BBKSDA Masih Dalami Pembalakan Di Cagar Biosfer

Pekanbaru, 28/12 (ANTARA) - Balai Besar Konservasi Sumber Daya Alam atau BBKSDA Provinsi Riau masih mendalami kasus pembalakan liar yang berlangsung terhadap ribuan hektare zona inti kawasan Cagar Biosfer Giam Siak Kecil Bukit Batu.

         "Kami masih menelusuri kasus pembalakan dalam bentuk penyidikan untuk mengetahui keterlibatan para pelaku," kata Kepala BBKSDA Provinsi Riau, Kurnia Rauf, di Pekanbaru, Selasa.

         Akhir pekan lalu, operasi tim gabungan menyita berbagai alat yang digunakan untuk kegiatan pembalakan berikut hasil pembalakan di zona inti cagar biosfer yang berada di wilayah Desa Tasik Serai, Kabupaten Bengkalis.

         Di antaranya empat unit ekskavator, lima unit chainsaw (alat pemotong kayu), sepeda, alat penerangan mesin dompleng, ribuan kayu gelondongan, dan kayu olahan dengan volume sekitar 20 meter kubik di lokasi pembalakan.

         Kurnia mengatakan, dari sejumlah alat berat dan barang bukti yang ditemukan di lokasi, lajutnya, aktifitas pembalakan liar itu tidak mungkin dilakukan masyarakat lokal karena jumlah hutan yang dibabat cukup luas.

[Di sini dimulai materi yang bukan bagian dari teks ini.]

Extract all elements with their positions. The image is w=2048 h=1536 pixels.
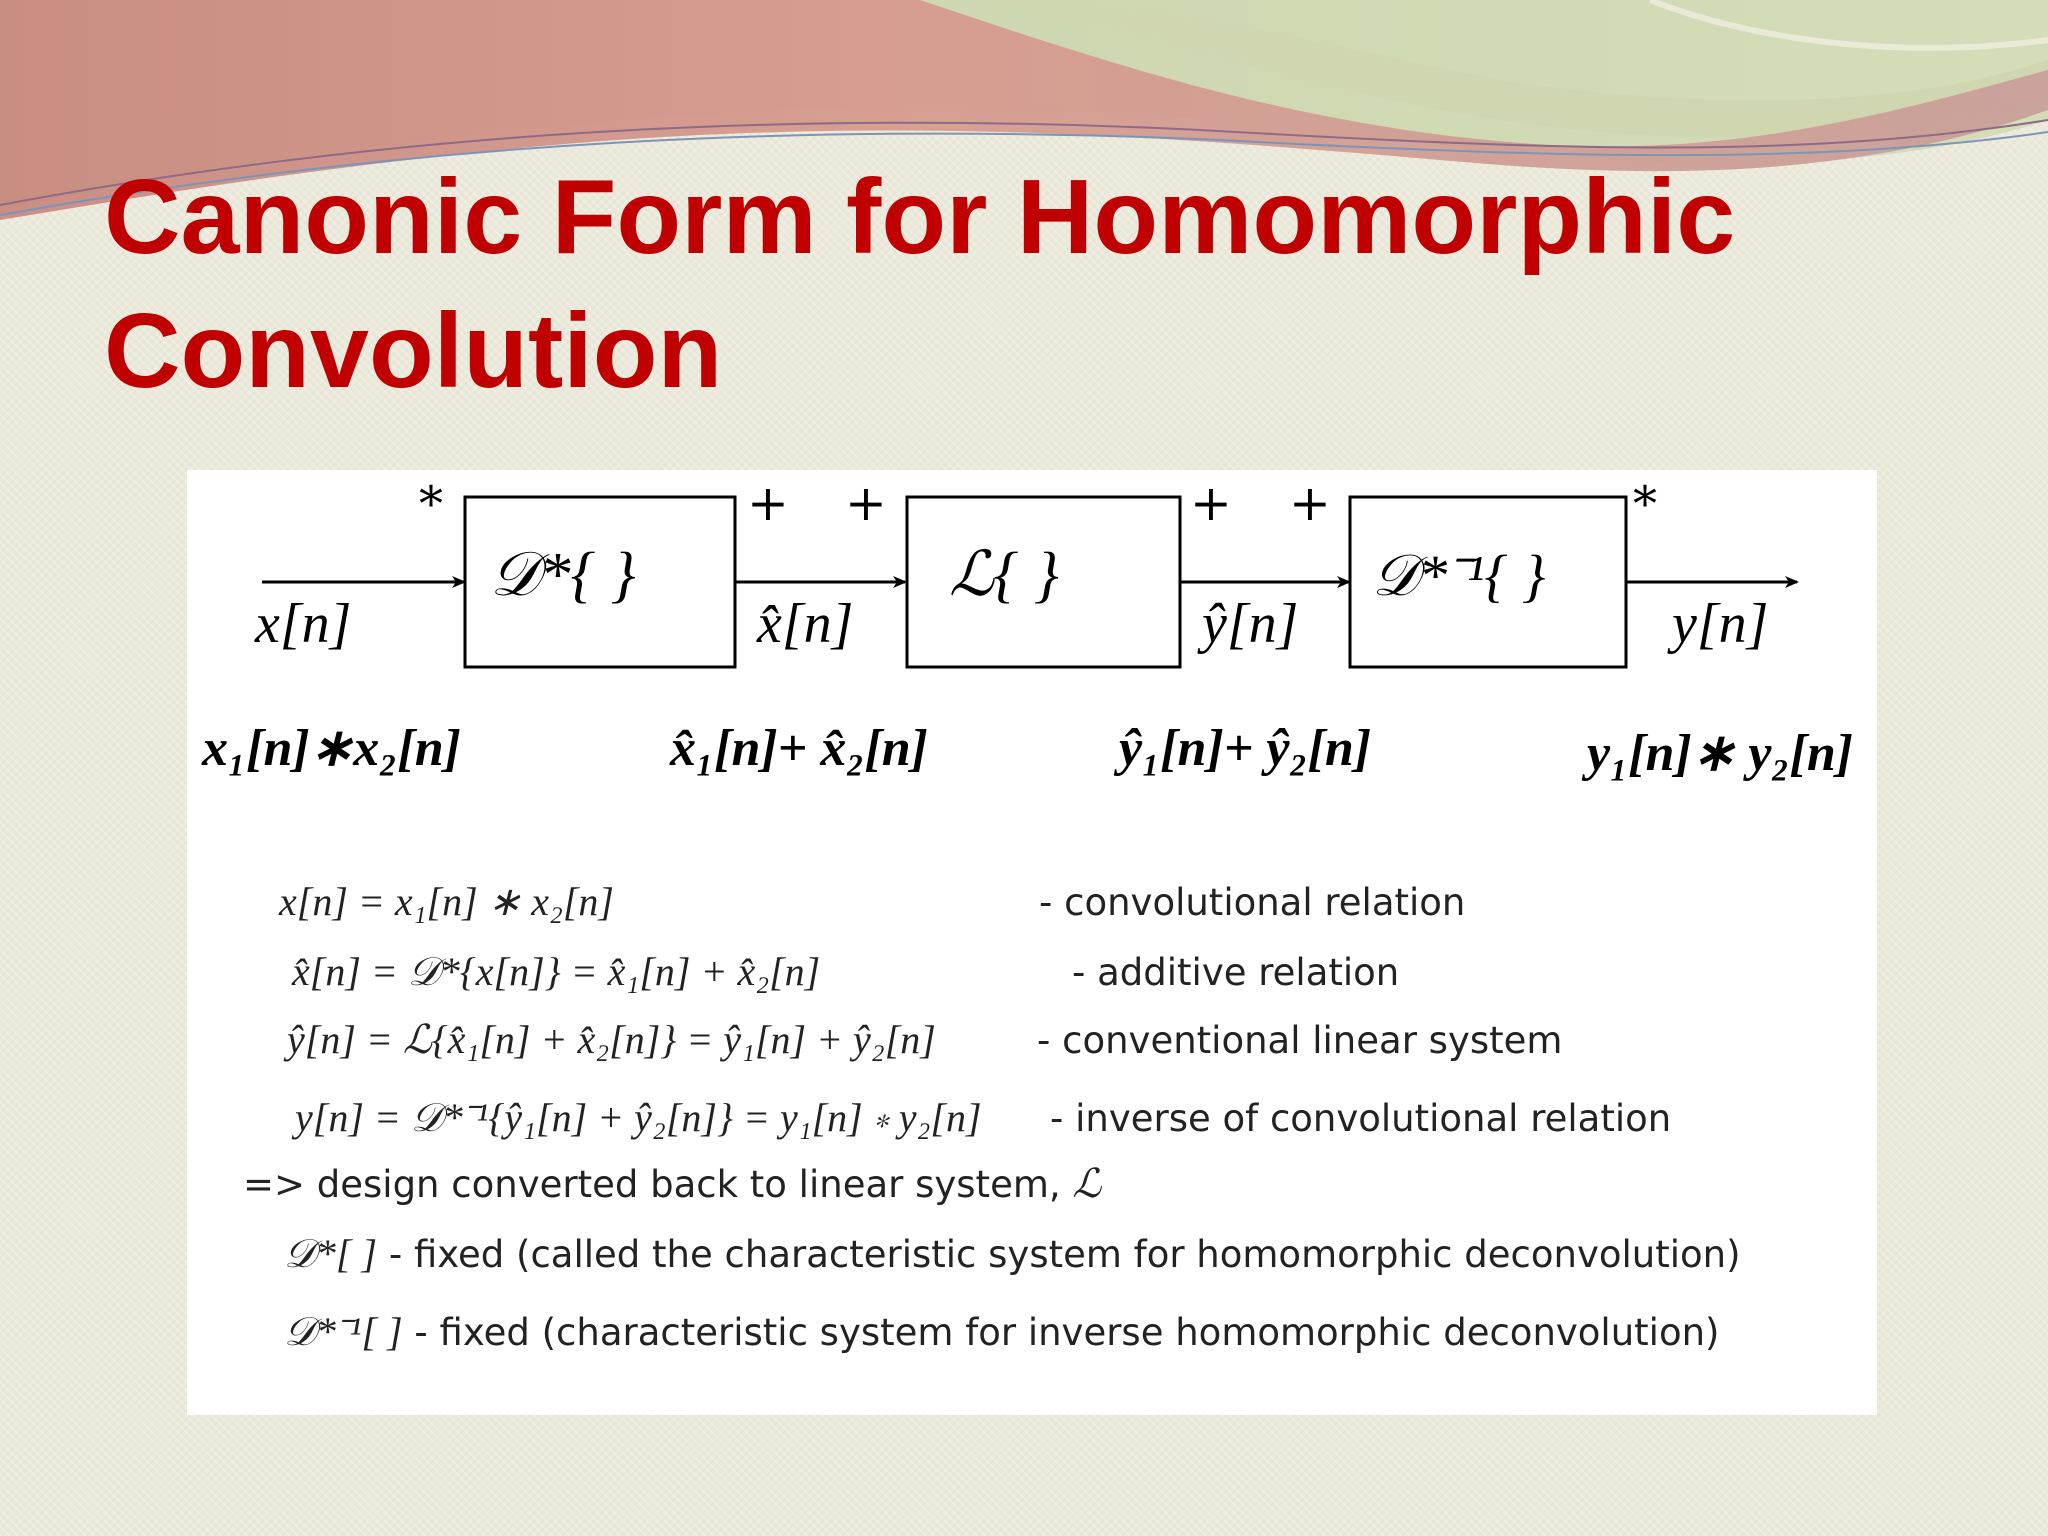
equation-4-math: y[n] = 𝒟*⁻¹{ŷ₁[n] + ŷ₂[n]} = y₁[n] ∗ y₂[n] xyxy=(295,1095,982,1140)
op-plus-1: + xyxy=(747,474,789,532)
op-input-star: * xyxy=(419,476,443,532)
block3-label: 𝒟*⁻¹{ } xyxy=(1372,543,1546,608)
signal-y-hat: ŷ[n] xyxy=(1202,593,1299,655)
title-line-2: Convolution xyxy=(104,292,723,410)
block2-label: ℒ{ } xyxy=(949,541,1059,609)
design-note xyxy=(243,1162,1101,1207)
design-note-text: => design converted back to linear system, xyxy=(243,1163,1061,1206)
sum-input: x₁[n]∗x₂[n] xyxy=(202,720,461,777)
title-line-1: Canonic Form for Homomorphic xyxy=(104,158,1736,276)
equation-row-2 xyxy=(292,950,1399,995)
signal-y: y[n] xyxy=(1672,593,1769,655)
fixed-note-2-text: - fixed (characteristic system for inverse homomorphic deconvolution) xyxy=(414,1311,1720,1354)
fixed-note-2-symbol: 𝒟*⁻¹[ ] xyxy=(284,1309,403,1354)
op-output-star: * xyxy=(1633,476,1657,532)
fixed-note-1-symbol: 𝒟*[ ] xyxy=(284,1231,378,1276)
op-plus-3: + xyxy=(1190,474,1232,532)
sum-output: y₁[n]∗ y₂[n] xyxy=(1587,725,1854,782)
equation-2-desc: - additive relation xyxy=(1072,951,1400,994)
equation-row-1 xyxy=(279,880,1465,925)
fixed-note-2 xyxy=(284,1310,1719,1355)
op-plus-2: + xyxy=(845,474,887,532)
op-plus-4: + xyxy=(1289,474,1331,532)
equation-row-4 xyxy=(295,1096,1671,1141)
equation-3-desc: - conventional linear system xyxy=(1037,1019,1563,1062)
equation-1-math: x[n] = x₁[n] ∗ x₂[n] xyxy=(279,879,614,924)
equation-2-math: x̂[n] = 𝒟*{x[n]} = x̂₁[n] + x̂₂[n] xyxy=(292,949,821,994)
block1-label: 𝒟*{ } xyxy=(490,541,636,609)
sum-y-hat: ŷ₁[n]+ ŷ₂[n] xyxy=(1119,720,1372,777)
diagram-figure xyxy=(187,470,1877,1415)
signal-x-hat: x̂[n] xyxy=(757,593,854,655)
equation-3-math: ŷ[n] = ℒ{x̂₁[n] + x̂₂[n]} = ŷ₁[n] + ŷ₂[n] xyxy=(287,1017,936,1062)
fixed-note-1-text: - fixed (called the characteristic system for homomorphic deconvolution) xyxy=(388,1233,1741,1276)
equation-row-3 xyxy=(287,1018,1562,1063)
equation-4-desc: - inverse of convolutional relation xyxy=(1050,1097,1672,1140)
signal-x: x[n] xyxy=(255,593,352,655)
slide-title xyxy=(104,150,1964,418)
equation-1-desc: - convolutional relation xyxy=(1039,881,1466,924)
sum-x-hat: x̂₁[n]+ x̂₂[n] xyxy=(670,720,928,777)
fixed-note-1 xyxy=(284,1232,1741,1277)
design-note-symbol: ℒ xyxy=(1072,1161,1102,1206)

         Pihaknya yakin, dalam waktu dekat mampu mengungkap pelaku pembalakan zona inti hutan suaka alam Giam Siak Kecil Bukit Batu yang telah ditasbihkan menjadi cagar biosfer dunia oleh UNESCO di Jeju, Korea Selatan, tahun 2009.

         Meski ditemukan ribuan bibit kelapa sawit siap tanam, dan banyaknya pintu masuk ke zona inti cagar biosfer dari zona peyangga, namun kecil kemungkinan pembalakan itu dilakukan masyarakat sekitar.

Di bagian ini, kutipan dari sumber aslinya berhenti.